Of course OAA isn't going to be able to help them much with those airlines after that but you have to ask how they got there in the first place. The schools are very good at getting people interviews but often people who fail them do so in HR type areas which is in no way the fault of the school.
One mistake I think many people make is saying "I haven't gotten the airline scheme, but I'll take whitetail anyway and just pass the airline assessment at the end". From what I can see, this thought process has a flaw, cos if you think it's hard to pass an assessment before training, then what makes you so confident you will pass it after the training? Willing to bet 100k on it? The assessment actually is harder after training (your 100k lies on you passing that interview, not just a £250 assessment fee), and if your grades aren't 85% above, well the big orange employer will not even look at your CV unless they are desperately short, (that's before you even talk about how fierce the competition gets for every slight chance at a job). That's the biggest hope gone, and Ryanair are not exactly desperate ... it is a lot easier to blow those 2 chances than you think. Then you really are at the school's mercy ... and that is not a fun place to be, and you very quickly look back at your young naive self and how naive you were to have taken it all in.

That's not scaremongering by any means, it has happened to more than a few people.

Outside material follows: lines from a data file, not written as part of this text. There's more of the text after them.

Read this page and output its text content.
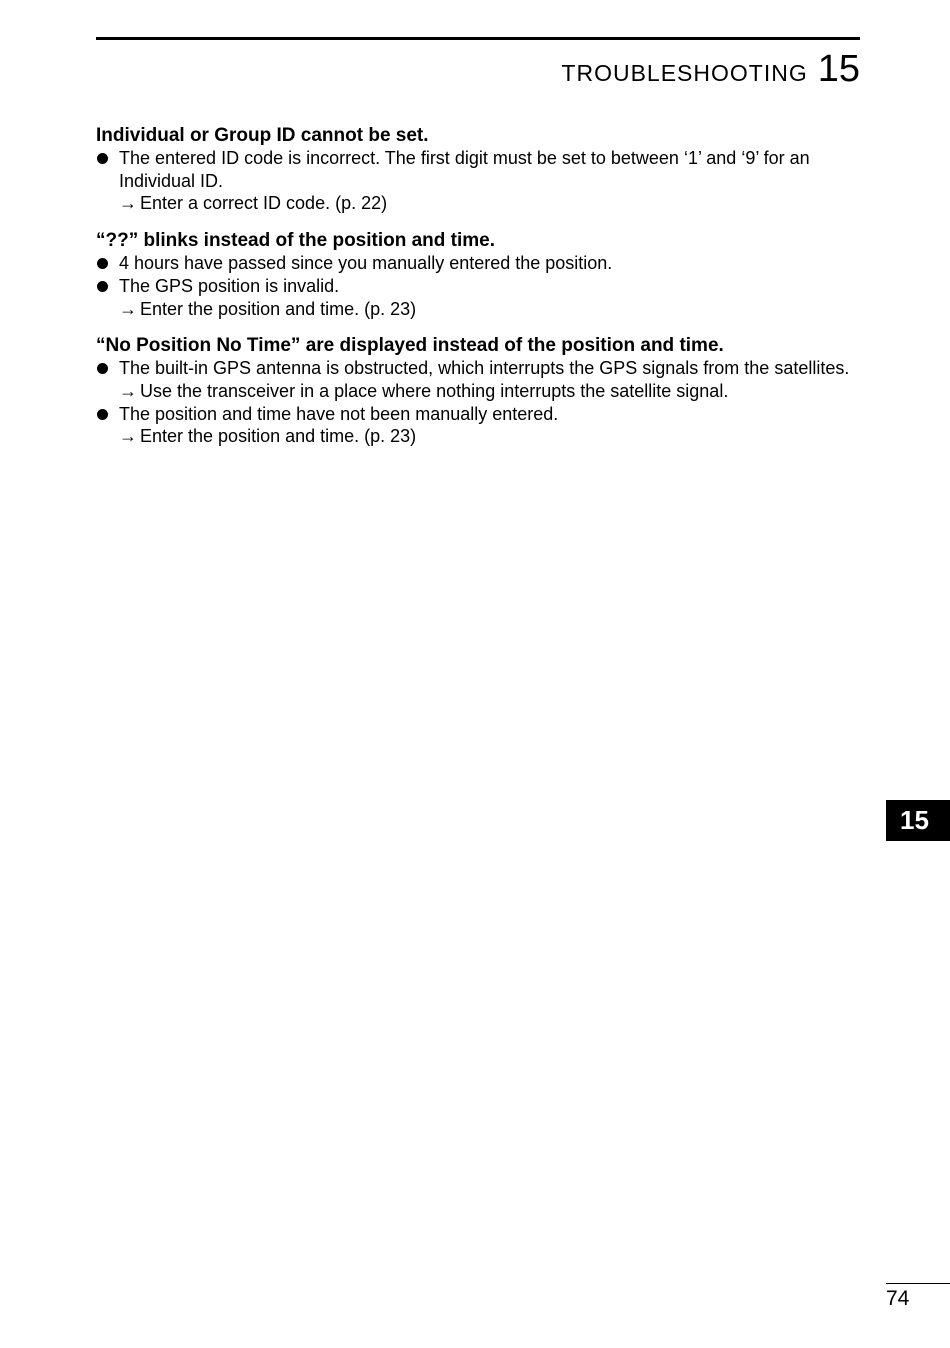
TROUBLESHOOTING 15
Individual or Group ID cannot be set.
The entered ID code is incorrect. The first digit must be set to between ‘1’ and ‘9’ for an Individual ID.
→ Enter a correct ID code. (p. 22)
“??” blinks instead of the position and time.
4 hours have passed since you manually entered the position.
The GPS position is invalid.
→ Enter the position and time. (p. 23)
“No Position No Time” are displayed instead of the position and time.
The built-in GPS antenna is obstructed, which interrupts the GPS signals from the satellites.
→ Use the transceiver in a place where nothing interrupts the satellite signal.
The position and time have not been manually entered.
→ Enter the position and time. (p. 23)
15
74
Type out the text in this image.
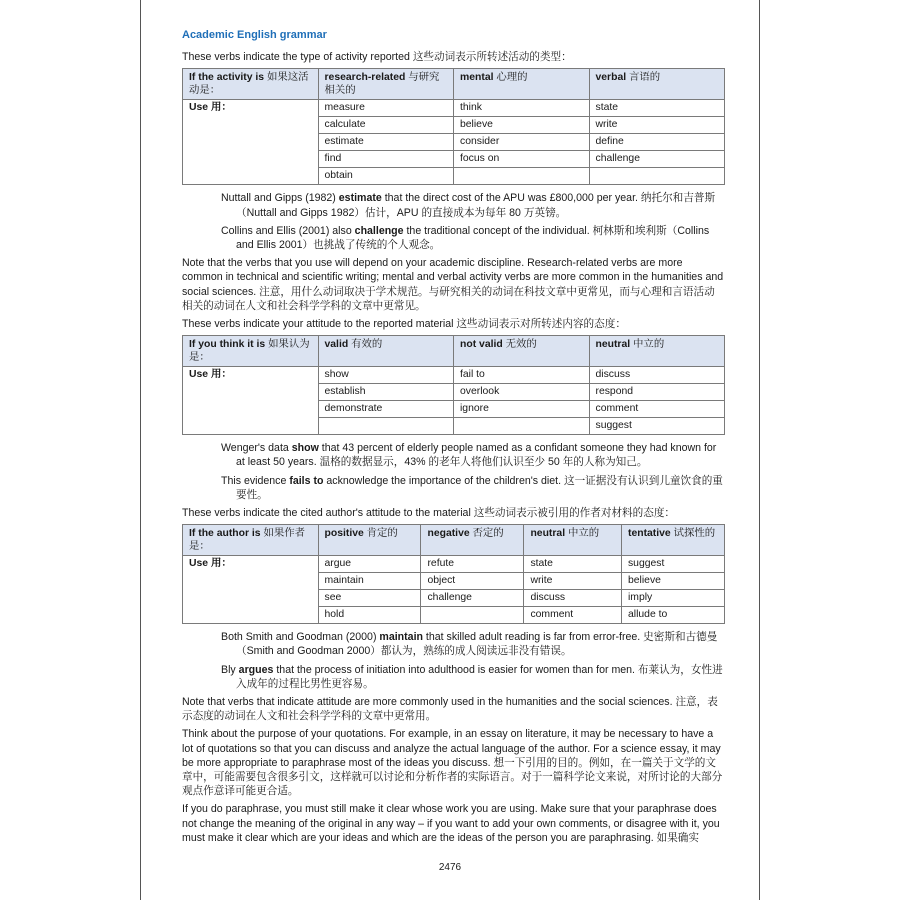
Academic English grammar

These verbs indicate the type of activity reported 这些动词表示所转述活动的类型：

If the activity is 如果这活动是：	research-related 与研究相关的	mental 心理的	verbal 言语的
Use 用：	measure	think	state
	calculate	believe	write
	estimate	consider	define
	find	focus on	challenge
	obtain		

Nuttall and Gipps (1982) estimate that the direct cost of the APU was £800,000 per year. 纳托尔和吉普斯（Nuttall and Gipps 1982）估计，APU 的直接成本为每年 80 万英镑。

Collins and Ellis (2001) also challenge the traditional concept of the individual. 柯林斯和埃利斯（Collins and Ellis 2001）也挑战了传统的个人观念。

Note that the verbs that you use will depend on your academic discipline. Research-related verbs are more common in technical and scientific writing; mental and verbal activity verbs are more common in the humanities and social sciences. 注意，用什么动词取决于学术规范。与研究相关的动词在科技文章中更常见，而与心理和言语活动相关的动词在人文和社会科学学科的文章中更常见。

These verbs indicate your attitude to the reported material 这些动词表示对所转述内容的态度：

If you think it is 如果认为是：	valid 有效的	not valid 无效的	neutral 中立的
Use 用：	show	fail to	discuss
	establish	overlook	respond
	demonstrate	ignore	comment
			suggest

Wenger's data show that 43 percent of elderly people named as a confidant someone they had known for at least 50 years. 温格的数据显示，43% 的老年人将他们认识至少 50 年的人称为知己。

This evidence fails to acknowledge the importance of the children's diet. 这一证据没有认识到儿童饮食的重要性。

These verbs indicate the cited author's attitude to the material 这些动词表示被引用的作者对材料的态度：

If the author is 如果作者是：	positive 肯定的	negative 否定的	neutral 中立的	tentative 试探性的
Use 用：	argue	refute	state	suggest
	maintain	object	write	believe
	see	challenge	discuss	imply
	hold		comment	allude to

Both Smith and Goodman (2000) maintain that skilled adult reading is far from error-free. 史密斯和古德曼（Smith and Goodman 2000）都认为，熟练的成人阅读远非没有错误。

Bly argues that the process of initiation into adulthood is easier for women than for men. 布莱认为，女性进入成年的过程比男性更容易。

Note that verbs that indicate attitude are more commonly used in the humanities and the social sciences. 注意，表示态度的动词在人文和社会科学学科的文章中更常用。

Think about the purpose of your quotations. For example, in an essay on literature, it may be necessary to have a lot of quotations so that you can discuss and analyze the actual language of the author. For a science essay, it may be more appropriate to paraphrase most of the ideas you discuss. 想一下引用的目的。例如，在一篇关于文学的文章中，可能需要包含很多引文，这样就可以讨论和分析作者的实际语言。对于一篇科学论文来说，对所讨论的大部分观点作意译可能更合适。

If you do paraphrase, you must still make it clear whose work you are using. Make sure that your paraphrase does not change the meaning of the original in any way – if you want to add your own comments, or disagree with it, you must make it clear which are your ideas and which are the ideas of the person you are paraphrasing. 如果确实

2476
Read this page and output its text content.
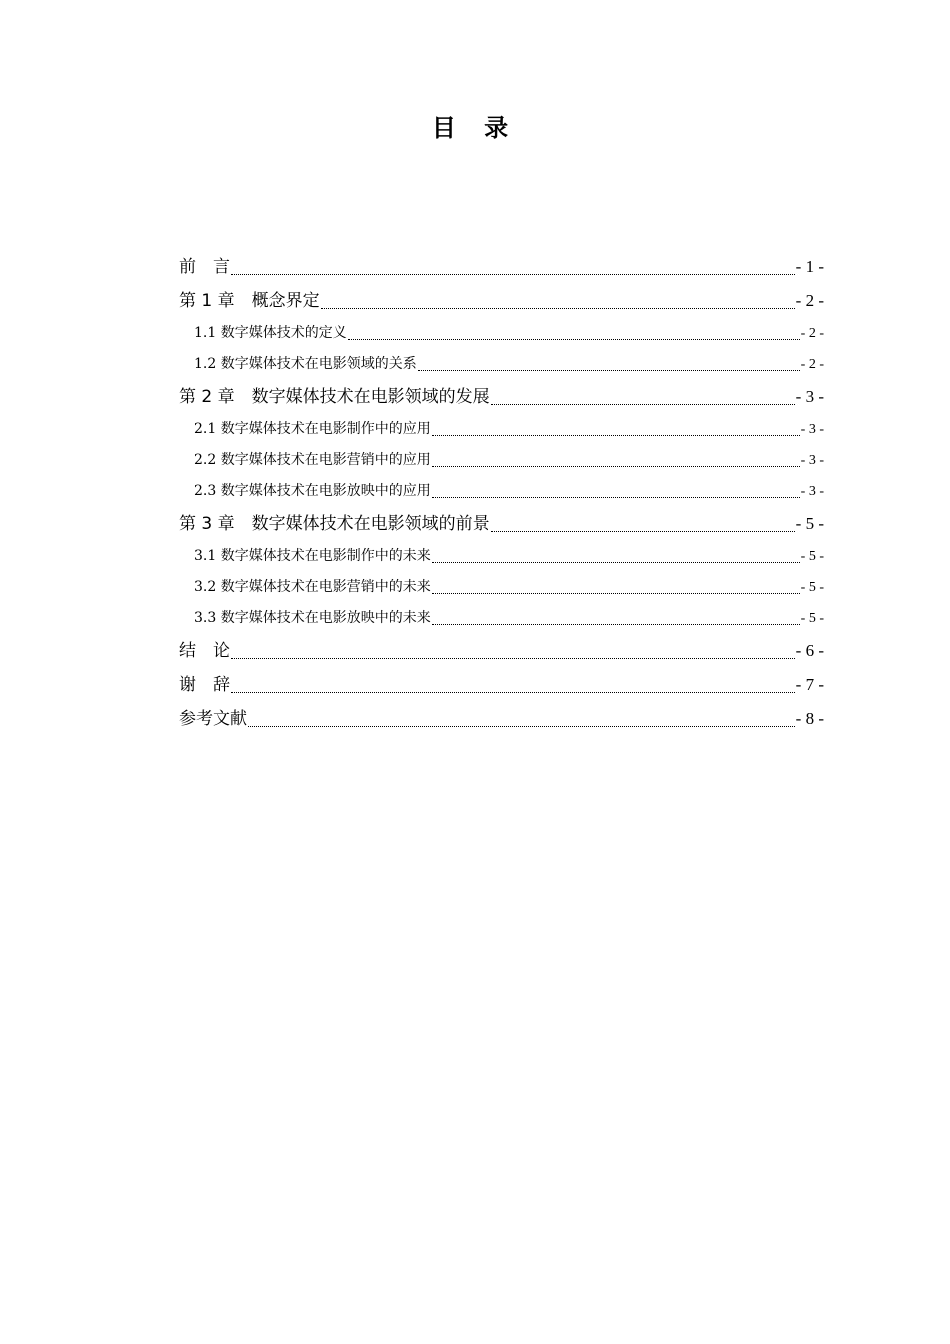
目 录
前　言	- 1 -
第 1 章　概念界定	- 2 -
1.1 数字媒体技术的定义	- 2 -
1.2 数字媒体技术在电影领域的关系	- 2 -
第 2 章　数字媒体技术在电影领域的发展	- 3 -
2.1 数字媒体技术在电影制作中的应用	- 3 -
2.2 数字媒体技术在电影营销中的应用	- 3 -
2.3 数字媒体技术在电影放映中的应用	- 3 -
第 3 章　数字媒体技术在电影领域的前景	- 5 -
3.1 数字媒体技术在电影制作中的未来	- 5 -
3.2 数字媒体技术在电影营销中的未来	- 5 -
3.3 数字媒体技术在电影放映中的未来	- 5 -
结　论	- 6 -
谢　辞	- 7 -
参考文献	- 8 -
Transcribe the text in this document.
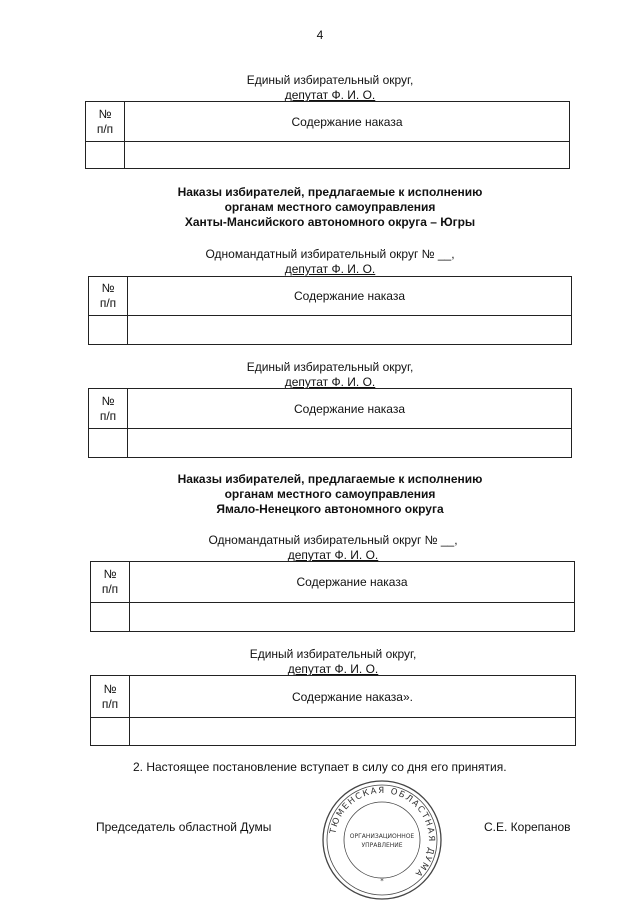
4
Единый избирательный округ,
депутат Ф. И. О.
№
п/п	Содержание наказа

Наказы избирателей, предлагаемые к исполнению
органам местного самоуправления
Ханты-Мансийского автономного округа – Югры
Одномандатный избирательный округ № __,
депутат Ф. И. О.
№
п/п	Содержание наказа

Единый избирательный округ,
депутат Ф. И. О.
№
п/п	Содержание наказа

Наказы избирателей, предлагаемые к исполнению
органам местного самоуправления
Ямало-Ненецкого автономного округа
Одномандатный избирательный округ № __,
депутат Ф. И. О.
№
п/п	Содержание наказа

Единый избирательный округ,
депутат Ф. И. О.
№
п/п	Содержание наказа».

2. Настоящее постановление вступает в силу со дня его принятия.
Председатель областной Думы	С.Е. Корепанов
ТЮМЕНСКАЯ ОБЛАСТНАЯ ДУМА
ОРГАНИЗАЦИОННОЕ
УПРАВЛЕНИЕ
*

And as for the aviation industry being predictable, I don't know but not the one I'm in. In fact just recently I asked our director of flight ops about whether the airline I currently work for plan to open another cadet scheme, his answer? "In aviation we don't even know what can happen 2 weeks down the line ... it's not been decided yet". You will find anyone in the industry will tell you something similar, it is not Pprune nonsense.